Günümüz: "ABD ve Diğerleri" Düzeninin Doğurduğu Sonuçlar
Yeni küresel düzen, Soğuk Savaş döneminden farklı bir yapıya sahip olsa da, "ABD ve diğerleri" şeklinde iki kutuplu bir dengeye evriliyor. Ancak bu sefer, ideolojik değil, daha çok ekonomik ve stratejik çıkarların belirleyici olduğu bir denge söz konusu. Örneğin, Çin ve Rusya'nın önderlik ettiği Şanghay İşbirliği Örgütü, Batı’ya alternatif bir güç olarak öne çıkıyor. Afrika, Latin Amerika ve Asya'daki birçok ülke ABD veya Batı’ya bağımlı olmadan bağımsız bir politika izleme arayışında. ABD ve NATO’nun Orta Asya, Pasifik ve Doğu Avrupa’daki hamleleri ise bu yeni düzeni stabilize etmekte zorlanıyor. Çin’in ekonomik yükselişi ve Rusya’nın stratejik etkisi, yeni bir “çok kutuplu” dünya düzenine işaret ederken, bu bloklaşmalar ABD’nin hegemonya iddiasını zayıflatıyor.

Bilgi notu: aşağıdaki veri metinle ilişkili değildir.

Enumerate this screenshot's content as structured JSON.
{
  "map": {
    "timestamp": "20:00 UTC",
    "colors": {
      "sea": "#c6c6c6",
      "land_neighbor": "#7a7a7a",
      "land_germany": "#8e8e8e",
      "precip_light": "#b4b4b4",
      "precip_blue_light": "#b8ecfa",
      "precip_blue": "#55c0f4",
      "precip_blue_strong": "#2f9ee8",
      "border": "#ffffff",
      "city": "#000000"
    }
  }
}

Sonuç Olarak: Dünya Yeni Bir Denge Arayışında
Ortadoğu’daki müdahalelerle şekillenen ABD’nin tek kutuplu dünya düzeni, artık yeni güç odaklarının ortaya çıkmasıyla sarsılmış durumda. Dünya, iki ana kutup ekseninde (ABD ve diğerleri) yeniden şekillenirken, bu yeni denge arayışı, ülkeler arasında esneklik ve pragmatizm gerektiren bir politikayı öne çıkarıyor. Her ne kadar ABD halen önemli bir güç olsa da, bu yeni küresel denge ABD’nin mutlak hakimiyetini sınırlandırıyor ve dünya artık “tek kutuplu” değil, çeşitli bölgesel güçlerin etkin olduğu daha karmaşık bir yapıya doğru ilerliyor. Bu bağlamda, ABD’nin güvenlik ve dış politika stratejilerini yeniden gözden geçirmesi, yeni dengelere uyum sağlaması gerekebilir.